Of 100 suspected drink-spiking cases reviewed in a West Australian study, none were found to involve being slipped a sedative or illicit drug.
What emerged instead was a concerning picture of excess alcohol and illegal drug use by people - usually young women - at the centre of these drink-spiking claims.
"The public's perception that it's a guy putting a sedative drug into a woman's drink, at a pub or a club, we just didn't find that at all," Dr Mark Little, a clinical toxicologist at the Royal Perth Hospital, said.
"As a community, we have a bigger problem with illicit drug use and alcohol binge drinking than we do with drink spiking."
The study took in 101 people who were taken to two Perth hospitals as suspected victims of drink spiking over 19 months.
Almost 90 per cent were female, and a majority of these were aged 25 or younger.
About 70 per cent of the cases involved an alleged drink spiking at a nightclub or hotel, usually in the four hours straddling midnight and over a weekend.
Dr Little said tests showed these people had an average blood alcohol level of .096 on arrival at hospital - almost double the legal limit for driving.

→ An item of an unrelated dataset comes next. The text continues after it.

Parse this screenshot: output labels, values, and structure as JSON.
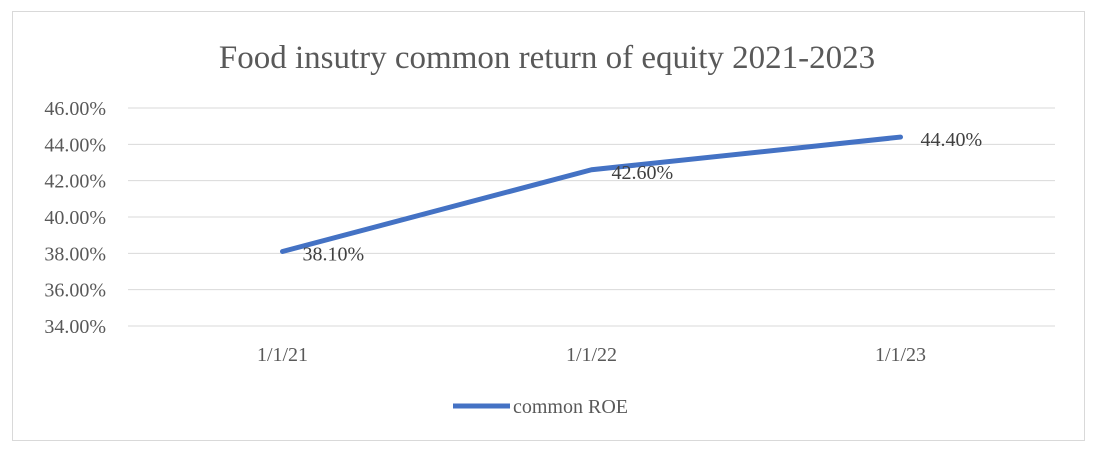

More than a quarter (28 per cent) had illicit drugs, mainly amphetamines and cannabis, in their system, which they admitted taking.
"We did not identify a single case where a sedative drug was likely to have been illegally placed in a drink," Dr Little said.
He added there were five cases in which a person's stated alcohol intake substantially did not match their blood alcohol level.
These were possibly cases in which soft drinks were unknowingly topped up with alcohol, or alcoholic drinks made extra strong.
"It's more the case of the girl who likes vodka and orange, let's give her a double, a triple (shot of vodka)," Dr Little said.
"We also found nearly all people were unconcerned with the amount of alcohol they had drank.
"When we said the average dose was about eight standard drinks ... they weren't concerned about that at all."
When confronted with their test results, Dr Little said 35 per cent of the study participants continued to believe they had been spiked.
He concludes real cases of drink spiking involving sedating or illicit drugs are "rare", and "if drink spiking is going to occur, it will probably involve alcohol".
The study was conducted in the emergency departments of Sir Charles Gairdner Hospital and Joondalup Health Campus in Perth.